PayPal, the granddaddy of the digital payments industry, has still got it: The company’s stock is up more than 100% since the start of 2017, and it still has a 61% market share.
PayPal may be a product of the first dotcom boom, but it’s still on top of the digital payments world, thanks to its acquisition strategy.
The mafia moved on, but PayPal didn’t go anywhere
PayPal’s early members famously left to build other mega-businesses: Elon Musk (Tesla, SpaceX), Peter Thiel (Palantir, Founder’s Fund), Reid Hoffman (LinkedIn), Jawed Karim (YouTube), and Jeremy Stoppelman (Yelp) were all part of the PayPal mafia.
But, 21-year-old PayPal remained successful: Today, PayPal’s $100B market cap is more than 100x when it went public in 2002, and its market share is roughly 3x larger than any competitor.

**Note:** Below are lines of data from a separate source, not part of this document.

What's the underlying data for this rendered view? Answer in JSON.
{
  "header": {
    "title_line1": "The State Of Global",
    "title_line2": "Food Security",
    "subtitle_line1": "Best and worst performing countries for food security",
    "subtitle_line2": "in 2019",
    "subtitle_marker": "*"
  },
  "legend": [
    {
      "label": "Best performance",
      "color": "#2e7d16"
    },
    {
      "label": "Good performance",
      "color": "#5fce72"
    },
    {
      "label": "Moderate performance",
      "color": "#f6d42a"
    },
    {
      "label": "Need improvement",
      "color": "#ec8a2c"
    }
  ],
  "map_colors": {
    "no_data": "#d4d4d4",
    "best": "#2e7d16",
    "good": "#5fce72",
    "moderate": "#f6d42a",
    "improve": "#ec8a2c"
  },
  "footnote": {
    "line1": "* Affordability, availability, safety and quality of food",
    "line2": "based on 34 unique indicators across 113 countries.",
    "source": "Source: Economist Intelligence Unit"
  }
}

Much of PayPal’s success rests on a few strategic acquisitions: PayPal acquired Venmo (as a part of Braintree) in 2013 and European payment giant iZettle in 2018, giving its user base a big boost.
PayPal will pay for users
Despite its popularity, Venmo itself still loses hundreds of millions of dollars — but its users are invaluable.
It took PayPal 12 years to grow from 50m to 200m users. After buying Venmo, its new users grew from 200m to 250m in 18 months.
Now, PayPal plans to keep buying users: The company has a $10.5B pile of cash on hand for when it finds the next Venmo.